The most important evolution of blockchain after bitcoin came from a then 19-year-old Canadian-Russian computer science student, Vitalik Buterin. He proposed a way to make a blockchain system more useful than simply moving value from one place to another. Mr Buterin showed that programmers could code functions into the blocks, often referred to as smart contracts. That meant you could build decentralised applications, or “dapps”, opening up the blockchain to a host of other possibilities. Games have become popular dapps. CryptoKitties, a game that allows you to collect, breed and trade virtual cats, is the most famous.

However, there are relatively few applications that actually work yet and, like bitcoin, Ethereum’s blockchain is also liable to getting clogged up with transactions. Ethereum underpins many of the blockchain projects that sprung up last year. It allowed hundreds of new digital tokens to be produced — EOS, for example, has just raised $4bn in a token sale — creating a proliferation of cryptocurrencies that some traders have used as vehicles for speculation.

■ Not so anonymous

Bitcoin gained a cult following of people who wanted to transfer cash to each other outside of the traditional money systems — sometimes because they valued privacy, at other times for illegal activities, such as buying drugs. While bitcoin is often referred to as anonymous because IP addresses are not connected to names, law enforcement bodies have identified drugs traffickers and other sellers of illegal goods by uncovering their bitcoin wallets and using the public record to track their transactions.

■ Public or private?

Until recently, decentralised blockchain projects were generally open source, with developers collaborating on the public blockchains without necessarily being backed by a company. Now enterprises, which are by their nature centralised organisations, are increasingly interested in using blockchains.

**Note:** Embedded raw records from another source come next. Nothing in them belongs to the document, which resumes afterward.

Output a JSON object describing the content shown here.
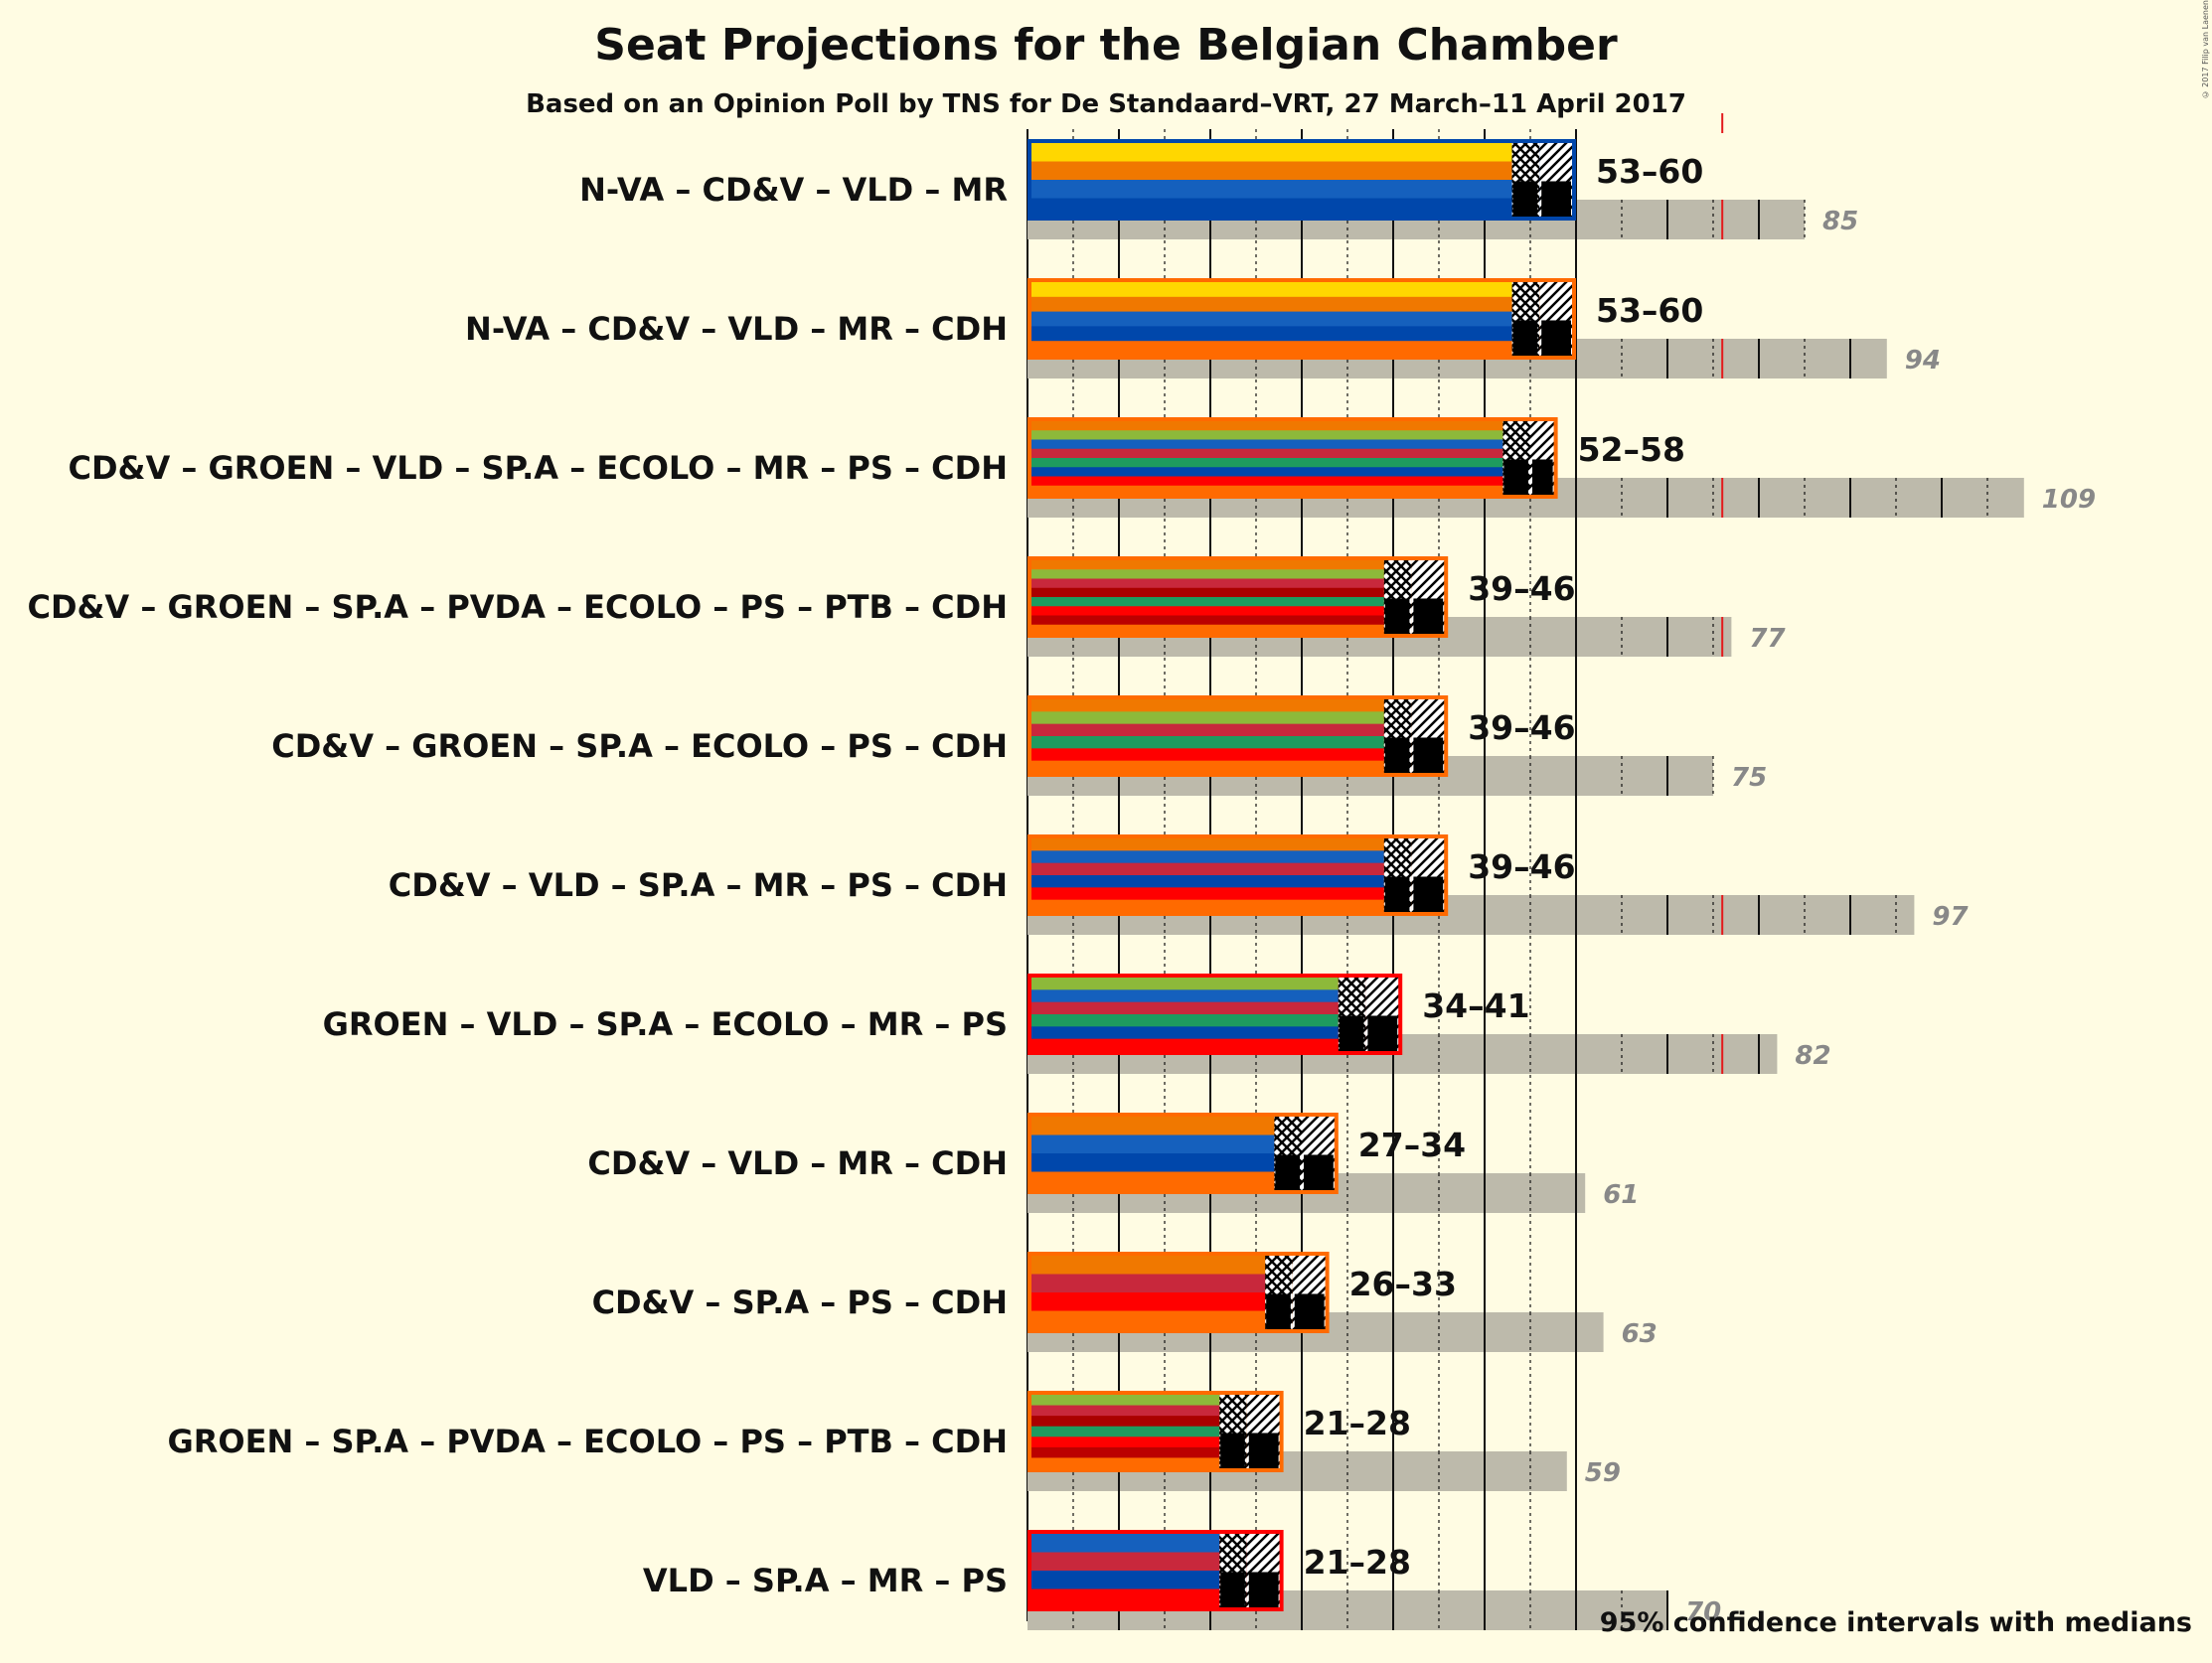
{
  "title": "Seat Projections for the Belgian Chamber",
  "subtitle": "Based on an Opinion Poll by TNS for De Standaard–VRT, 27 March–11 April 2017",
  "copyright": "© 2017 Filip van Laenen",
  "legend_note": "95% confidence intervals with medians",
  "colors": {
    "N-VA": "#FFD700",
    "CD&V": "#F07800",
    "VLD": "#1560BD",
    "MR": "#0047AB",
    "CDH": "#FF6A00",
    "GROEN": "#8DB93A",
    "SP.A": "#C8283C",
    "ECOLO": "#1E9B5F",
    "PS": "#FF0000",
    "PVDA": "#AA0000",
    "PTB": "#BB0000",
    "majority_line": "#E31A1C",
    "grey_bar": "#BDBAAB",
    "background": "#FFFCE3"
  },
  "chart_data": {
    "type": "bar",
    "orientation": "horizontal",
    "title": "Seat Projections for the Belgian Chamber",
    "subtitle": "Based on an Opinion Poll by TNS for De Standaard–VRT, 27 March–11 April 2017",
    "xlim": [
      0,
      150
    ],
    "majority": 76,
    "grid": "every 5 seats (major every 10)",
    "legend_placement": "bottom-right",
    "coalitions": [
      {
        "label": "N-VA – CD&V – VLD – MR",
        "parties": [
          "N-VA",
          "CD&V",
          "VLD",
          "MR"
        ],
        "low": 53,
        "median": 56,
        "high": 60,
        "range_label": "53–60",
        "last_result": 85
      },
      {
        "label": "N-VA – CD&V – VLD – MR – CDH",
        "parties": [
          "N-VA",
          "CD&V",
          "VLD",
          "MR",
          "CDH"
        ],
        "low": 53,
        "median": 56,
        "high": 60,
        "range_label": "53–60",
        "last_result": 94
      },
      {
        "label": "CD&V – GROEN – VLD – SP.A – ECOLO – MR – PS – CDH",
        "parties": [
          "CD&V",
          "GROEN",
          "VLD",
          "SP.A",
          "ECOLO",
          "MR",
          "PS",
          "CDH"
        ],
        "low": 52,
        "median": 55,
        "high": 58,
        "range_label": "52–58",
        "last_result": 109
      },
      {
        "label": "CD&V – GROEN – SP.A – PVDA – ECOLO – PS – PTB – CDH",
        "parties": [
          "CD&V",
          "GROEN",
          "SP.A",
          "PVDA",
          "ECOLO",
          "PS",
          "PTB",
          "CDH"
        ],
        "low": 39,
        "median": 42,
        "high": 46,
        "range_label": "39–46",
        "last_result": 77
      },
      {
        "label": "CD&V – GROEN – SP.A – ECOLO – PS – CDH",
        "parties": [
          "CD&V",
          "GROEN",
          "SP.A",
          "ECOLO",
          "PS",
          "CDH"
        ],
        "low": 39,
        "median": 42,
        "high": 46,
        "range_label": "39–46",
        "last_result": 75
      },
      {
        "label": "CD&V – VLD – SP.A – MR – PS – CDH",
        "parties": [
          "CD&V",
          "VLD",
          "SP.A",
          "MR",
          "PS",
          "CDH"
        ],
        "low": 39,
        "median": 42,
        "high": 46,
        "range_label": "39–46",
        "last_result": 97
      },
      {
        "label": "GROEN – VLD – SP.A – ECOLO – MR – PS",
        "parties": [
          "GROEN",
          "VLD",
          "SP.A",
          "ECOLO",
          "MR",
          "PS"
        ],
        "low": 34,
        "median": 37,
        "high": 41,
        "range_label": "34–41",
        "last_result": 82
      },
      {
        "label": "CD&V – VLD – MR – CDH",
        "parties": [
          "CD&V",
          "VLD",
          "MR",
          "CDH"
        ],
        "low": 27,
        "median": 30,
        "high": 34,
        "range_label": "27–34",
        "last_result": 61
      },
      {
        "label": "CD&V – SP.A – PS – CDH",
        "parties": [
          "CD&V",
          "SP.A",
          "PS",
          "CDH"
        ],
        "low": 26,
        "median": 29,
        "high": 33,
        "range_label": "26–33",
        "last_result": 63
      },
      {
        "label": "GROEN – SP.A – PVDA – ECOLO – PS – PTB – CDH",
        "parties": [
          "GROEN",
          "SP.A",
          "PVDA",
          "ECOLO",
          "PS",
          "PTB",
          "CDH"
        ],
        "low": 21,
        "median": 24,
        "high": 28,
        "range_label": "21–28",
        "last_result": 59
      },
      {
        "label": "VLD – SP.A – MR – PS",
        "parties": [
          "VLD",
          "SP.A",
          "MR",
          "PS"
        ],
        "low": 21,
        "median": 24,
        "high": 28,
        "range_label": "21–28",
        "last_result": 70
      }
    ]
  }
}
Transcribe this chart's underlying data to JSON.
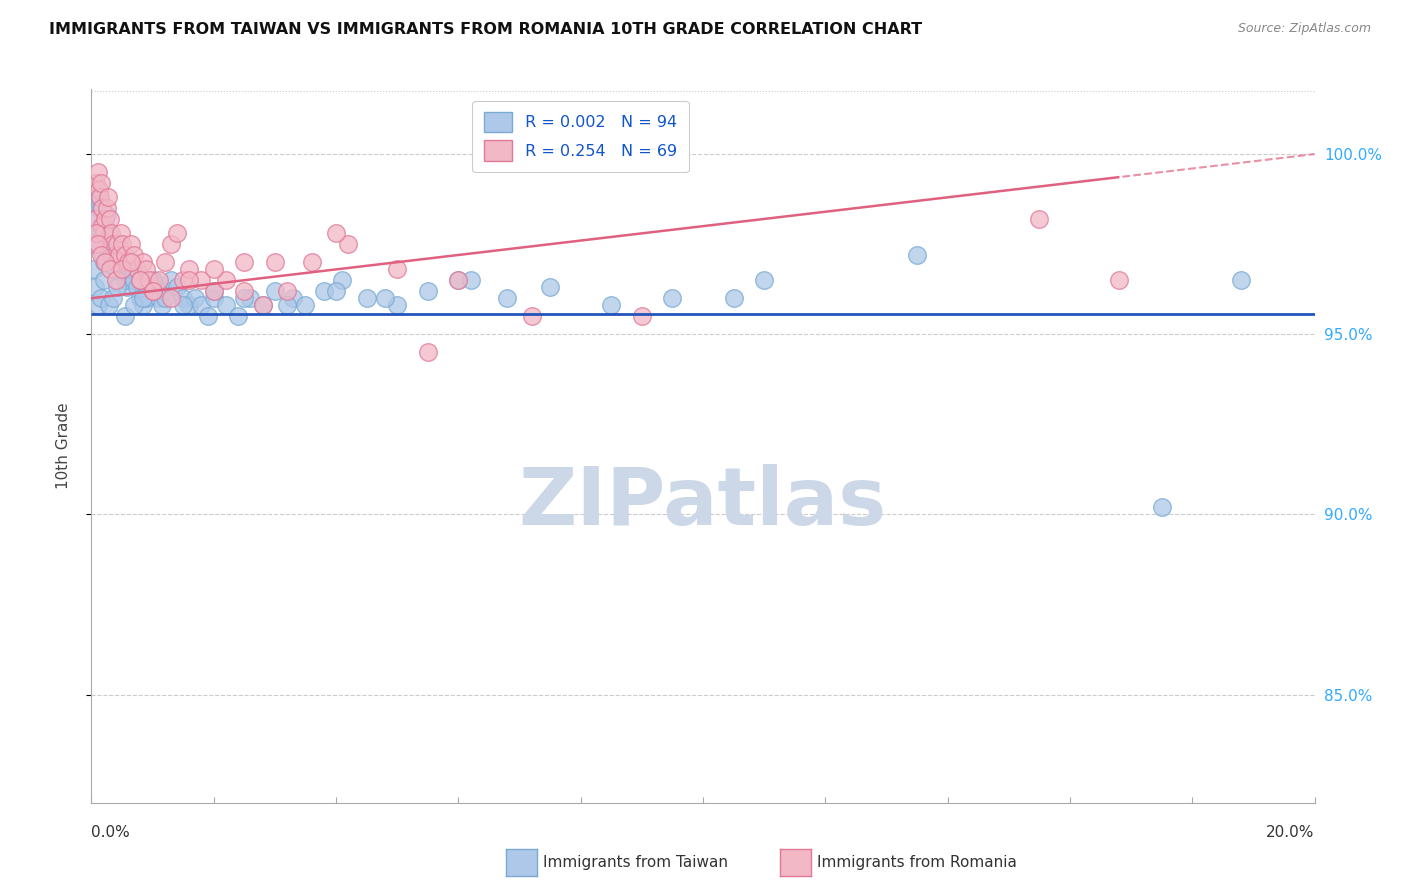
{
  "title": "IMMIGRANTS FROM TAIWAN VS IMMIGRANTS FROM ROMANIA 10TH GRADE CORRELATION CHART",
  "source": "Source: ZipAtlas.com",
  "ylabel": "10th Grade",
  "y_ticks": [
    85.0,
    90.0,
    95.0,
    100.0
  ],
  "y_tick_labels": [
    "85.0%",
    "90.0%",
    "95.0%",
    "100.0%"
  ],
  "x_min": 0.0,
  "x_max": 20.0,
  "y_min": 82.0,
  "y_max": 101.8,
  "taiwan_R": 0.002,
  "taiwan_N": 94,
  "romania_R": 0.254,
  "romania_N": 69,
  "taiwan_color": "#adc8e8",
  "taiwan_edge_color": "#7aaad4",
  "romania_color": "#f2b8c6",
  "romania_edge_color": "#e07898",
  "taiwan_line_color": "#2255bb",
  "romania_line_color": "#e06080",
  "legend_R_color": "#1155cc",
  "legend_N_color": "#ee4444",
  "background_color": "#ffffff",
  "watermark_color": "#ccd8e8",
  "grid_color": "#cccccc",
  "tw_line_y_intercept": 95.55,
  "tw_line_slope": 0.0,
  "ro_line_y_intercept": 96.0,
  "ro_line_slope": 0.2,
  "taiwan_x": [
    0.05,
    0.07,
    0.08,
    0.09,
    0.1,
    0.12,
    0.13,
    0.14,
    0.15,
    0.16,
    0.17,
    0.18,
    0.19,
    0.2,
    0.22,
    0.23,
    0.25,
    0.27,
    0.3,
    0.32,
    0.35,
    0.38,
    0.4,
    0.42,
    0.45,
    0.48,
    0.5,
    0.52,
    0.55,
    0.58,
    0.6,
    0.63,
    0.65,
    0.68,
    0.7,
    0.75,
    0.8,
    0.85,
    0.9,
    0.95,
    1.0,
    1.05,
    1.1,
    1.15,
    1.2,
    1.3,
    1.4,
    1.5,
    1.6,
    1.7,
    1.8,
    1.9,
    2.0,
    2.2,
    2.4,
    2.6,
    2.8,
    3.0,
    3.3,
    3.5,
    3.8,
    4.1,
    4.5,
    5.0,
    5.5,
    6.0,
    6.8,
    7.5,
    8.5,
    9.5,
    11.0,
    13.5,
    0.06,
    0.11,
    0.15,
    0.2,
    0.28,
    0.35,
    0.42,
    0.55,
    0.7,
    0.85,
    1.0,
    1.2,
    1.5,
    2.0,
    2.5,
    3.2,
    4.0,
    4.8,
    6.2,
    17.5,
    18.8,
    10.5
  ],
  "taiwan_y": [
    96.8,
    97.5,
    98.2,
    97.8,
    97.5,
    98.5,
    99.0,
    98.8,
    98.5,
    98.0,
    97.8,
    97.5,
    97.2,
    97.0,
    97.5,
    98.0,
    98.3,
    97.8,
    97.5,
    97.2,
    97.0,
    96.8,
    97.0,
    97.3,
    97.5,
    97.2,
    97.0,
    96.8,
    96.5,
    96.3,
    96.5,
    96.8,
    97.0,
    96.8,
    96.5,
    96.3,
    96.0,
    95.8,
    96.0,
    96.3,
    96.5,
    96.2,
    96.0,
    95.8,
    96.2,
    96.5,
    96.3,
    96.0,
    95.8,
    96.0,
    95.8,
    95.5,
    96.0,
    95.8,
    95.5,
    96.0,
    95.8,
    96.2,
    96.0,
    95.8,
    96.2,
    96.5,
    96.0,
    95.8,
    96.2,
    96.5,
    96.0,
    96.3,
    95.8,
    96.0,
    96.5,
    97.2,
    96.3,
    95.8,
    96.0,
    96.5,
    95.8,
    96.0,
    96.3,
    95.5,
    95.8,
    96.0,
    96.5,
    96.0,
    95.8,
    96.2,
    96.0,
    95.8,
    96.2,
    96.0,
    96.5,
    90.2,
    96.5,
    96.0
  ],
  "romania_x": [
    0.04,
    0.06,
    0.08,
    0.1,
    0.12,
    0.14,
    0.15,
    0.17,
    0.18,
    0.2,
    0.22,
    0.25,
    0.27,
    0.3,
    0.32,
    0.35,
    0.38,
    0.4,
    0.42,
    0.45,
    0.48,
    0.5,
    0.55,
    0.6,
    0.65,
    0.7,
    0.75,
    0.8,
    0.85,
    0.9,
    0.95,
    1.0,
    1.1,
    1.2,
    1.3,
    1.4,
    1.5,
    1.6,
    1.8,
    2.0,
    2.2,
    2.5,
    2.8,
    3.2,
    3.6,
    4.2,
    5.0,
    6.0,
    0.07,
    0.11,
    0.16,
    0.22,
    0.3,
    0.4,
    0.5,
    0.65,
    0.8,
    1.0,
    1.3,
    1.6,
    2.0,
    2.5,
    3.0,
    4.0,
    5.5,
    9.0,
    15.5,
    16.8,
    7.2
  ],
  "romania_y": [
    97.5,
    98.2,
    99.2,
    99.5,
    99.0,
    98.8,
    99.2,
    98.5,
    98.0,
    97.8,
    98.2,
    98.5,
    98.8,
    98.2,
    97.8,
    97.5,
    97.2,
    97.0,
    97.5,
    97.2,
    97.8,
    97.5,
    97.2,
    97.0,
    97.5,
    97.2,
    96.8,
    96.5,
    97.0,
    96.8,
    96.5,
    96.2,
    96.5,
    97.0,
    97.5,
    97.8,
    96.5,
    96.8,
    96.5,
    96.2,
    96.5,
    97.0,
    95.8,
    96.2,
    97.0,
    97.5,
    96.8,
    96.5,
    97.8,
    97.5,
    97.2,
    97.0,
    96.8,
    96.5,
    96.8,
    97.0,
    96.5,
    96.2,
    96.0,
    96.5,
    96.8,
    96.2,
    97.0,
    97.8,
    94.5,
    95.5,
    98.2,
    96.5,
    95.5
  ]
}
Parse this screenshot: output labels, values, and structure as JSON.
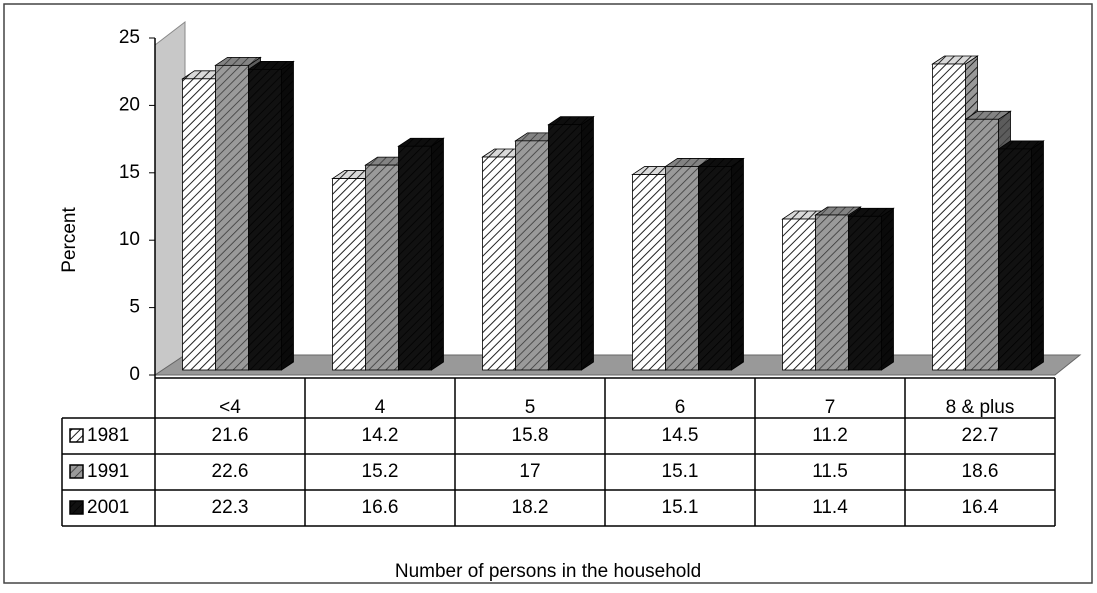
{
  "chart_data": {
    "type": "bar",
    "y_label": "Percent",
    "x_label": "Number of persons in the household",
    "categories": [
      "<4",
      "4",
      "5",
      "6",
      "7",
      "8 & plus"
    ],
    "series": [
      {
        "name": "1981",
        "color": "#ffffff",
        "values": [
          21.6,
          14.2,
          15.8,
          14.5,
          11.2,
          22.7
        ]
      },
      {
        "name": "1991",
        "color": "#9a9a9a",
        "values": [
          22.6,
          15.2,
          17,
          15.1,
          11.5,
          18.6
        ]
      },
      {
        "name": "2001",
        "color": "#111111",
        "values": [
          22.3,
          16.6,
          18.2,
          15.1,
          11.4,
          16.4
        ]
      }
    ],
    "ylim": [
      0,
      25
    ],
    "yticks": [
      0,
      5,
      10,
      15,
      20,
      25
    ]
  }
}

In contrast to the rebellious, decentralised spirit behind bitcoin, with these new blockchains companies are in control and reap most of the profits.

■ Living up to the hype

But as businesses from banking to shipping are experimenting with their own purpose-built blockchains, there is deep scepticism over whether the technology can live up to the hype. Blockchain has proved difficult to scale and its use by corporations contains an inherent contradiction: blockchain was developed to be decentralised — without that, it becomes simply a less efficient database.